Tom Steyer doesn’t seem to know which party he’s running for. Recommending private sector solutions to the voter base that wanted Sanders v Trump in 2016 is, in a word, nutty. But, he shares one thing in common with Bloomberg: they think Trump’s deep pockets bought him the election, so they could copy-cat the same victory. But, Trump’s deep pockets didn’t buy him the election; Trump earned it through a life in the office rather than a private palace and over a decade of experience watching the public respond to him on camera.
While the Democratic party is being commandeered by radicals, the base is shifting from “help us -ists” to “socialists”. Sanders would have probably won the 2016 nomination were it not for the Democratic party’s non-democratic system of superdelegates throwing their minority support to Hillary. Unlike the professional campaign organizers (including Biden), and unlike the lazy rich guys (including Biden), Sanders is the real deal. He’s in it because he believes in it. And, his base respects him for the same two reasons Trump’s base respects him: hard work and personal connection to the crowd. To boot, it’s about ideology.

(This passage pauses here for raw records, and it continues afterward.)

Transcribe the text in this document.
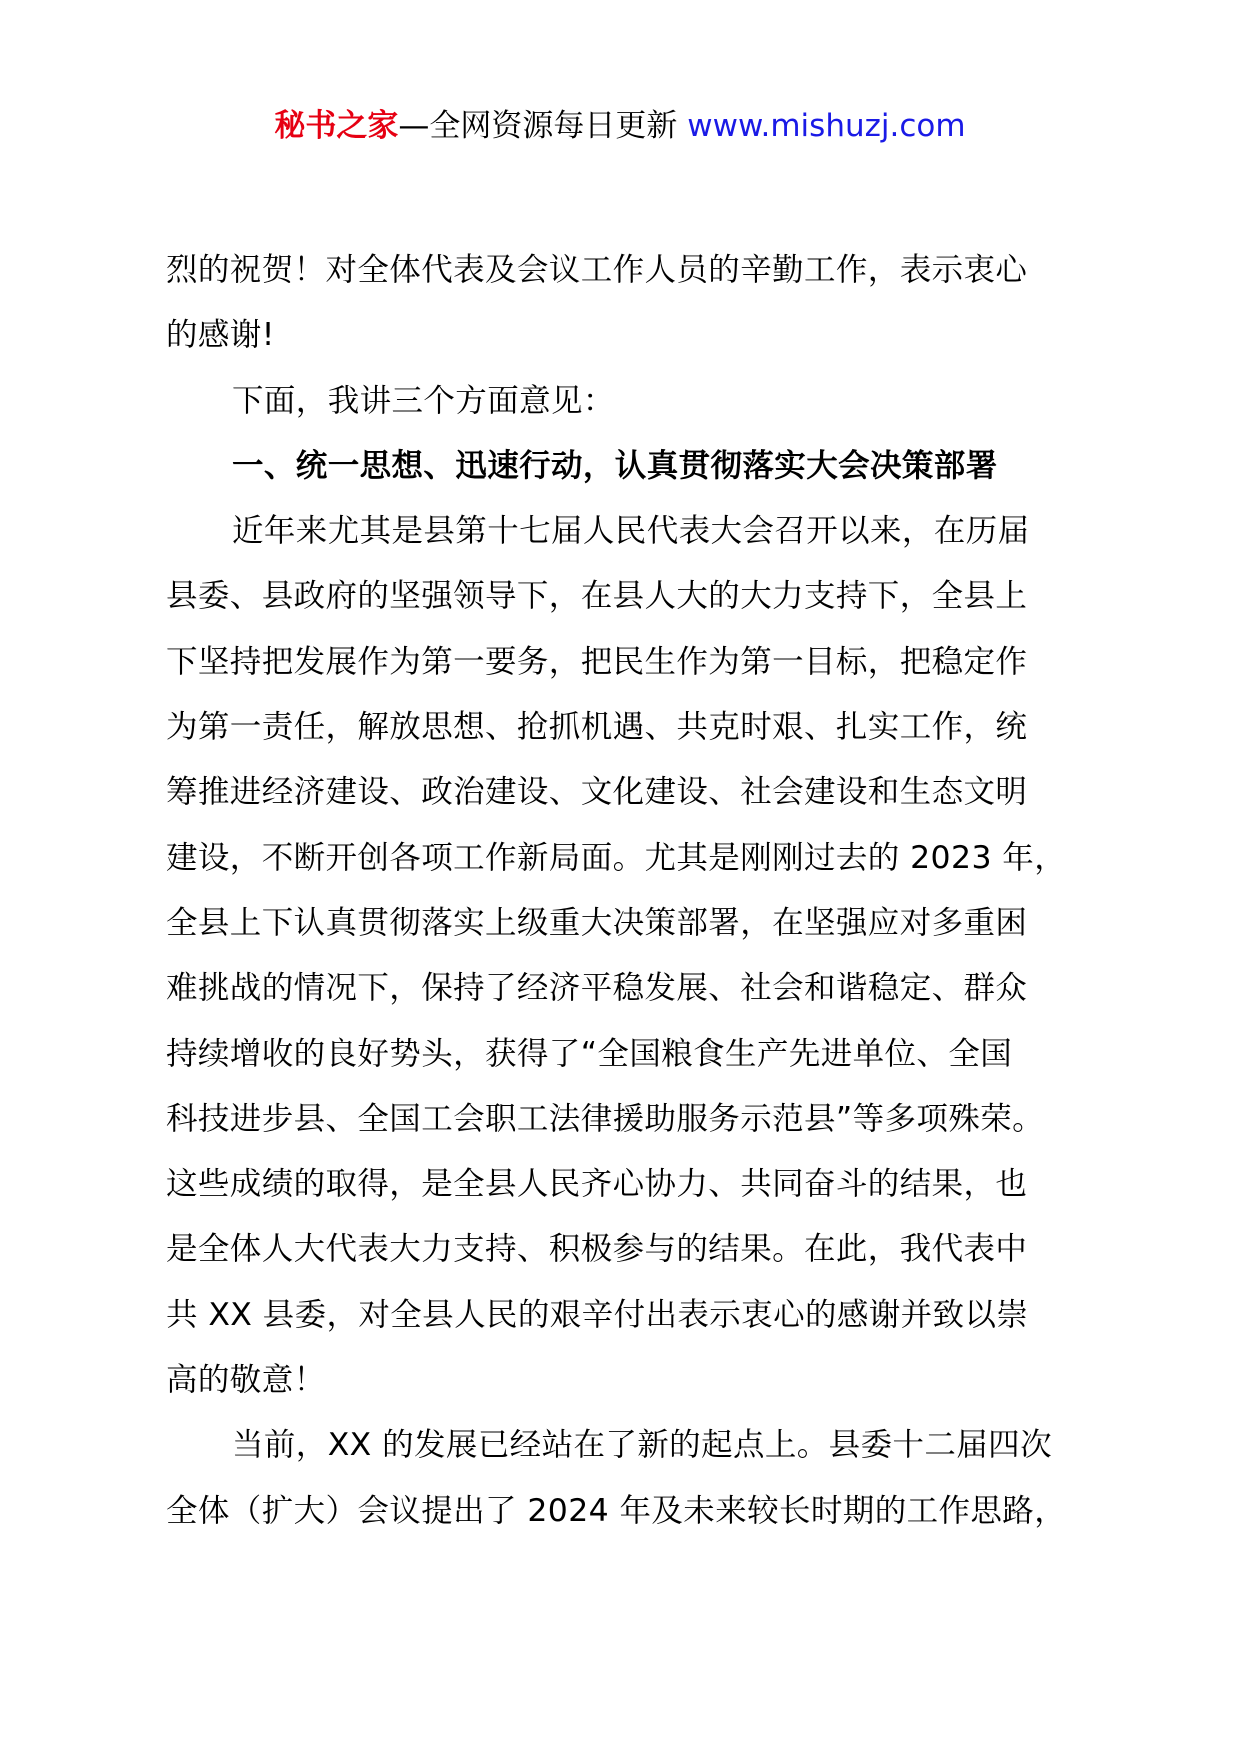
秘书之家—全网资源每日更新 www.mishuzj.com
烈的祝贺！对全体代表及会议工作人员的辛勤工作，表示衷心
的感谢!
下面，我讲三个方面意见：
一、统一思想、迅速行动，认真贯彻落实大会决策部署
近年来尤其是县第十七届人民代表大会召开以来，在历届
县委、县政府的坚强领导下，在县人大的大力支持下，全县上
下坚持把发展作为第一要务，把民生作为第一目标，把稳定作
为第一责任，解放思想、抢抓机遇、共克时艰、扎实工作，统
筹推进经济建设、政治建设、文化建设、社会建设和生态文明
建设，不断开创各项工作新局面。尤其是刚刚过去的 2023 年，
全县上下认真贯彻落实上级重大决策部署，在坚强应对多重困
难挑战的情况下，保持了经济平稳发展、社会和谐稳定、群众
持续增收的良好势头，获得了“全国粮食生产先进单位、全国
科技进步县、全国工会职工法律援助服务示范县”等多项殊荣。
这些成绩的取得，是全县人民齐心协力、共同奋斗的结果，也
是全体人大代表大力支持、积极参与的结果。在此，我代表中
共 XX 县委，对全县人民的艰辛付出表示衷心的感谢并致以崇
高的敬意！
当前，XX 的发展已经站在了新的起点上。县委十二届四次
全体（扩大）会议提出了 2024 年及未来较长时期的工作思路，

Part of the schism forming between the evermore so apparent “two Americas” is about how we view money. Some view money as having an ethereal source—once a country or company is “rich”, money just grows on trees or something. Others view money as having to be generated from a combination of work and savvy, no matter how rich a country or company gets. The “ethereals” believe the economy grows because government injects money from the imaginary hole in space through which money pours without end, and this is good because rich companies are purportedly rich because they have access to a similar money hole in space. The “savvyists” believe government can only give what government already took away and that companies can only make what they continue to think and work for.
The test of the 2020 election is a battle of ideals. Whichever voter base sees the universe correctly will have the strength to muster an election victory. So, you see, 2020 is about clear vision.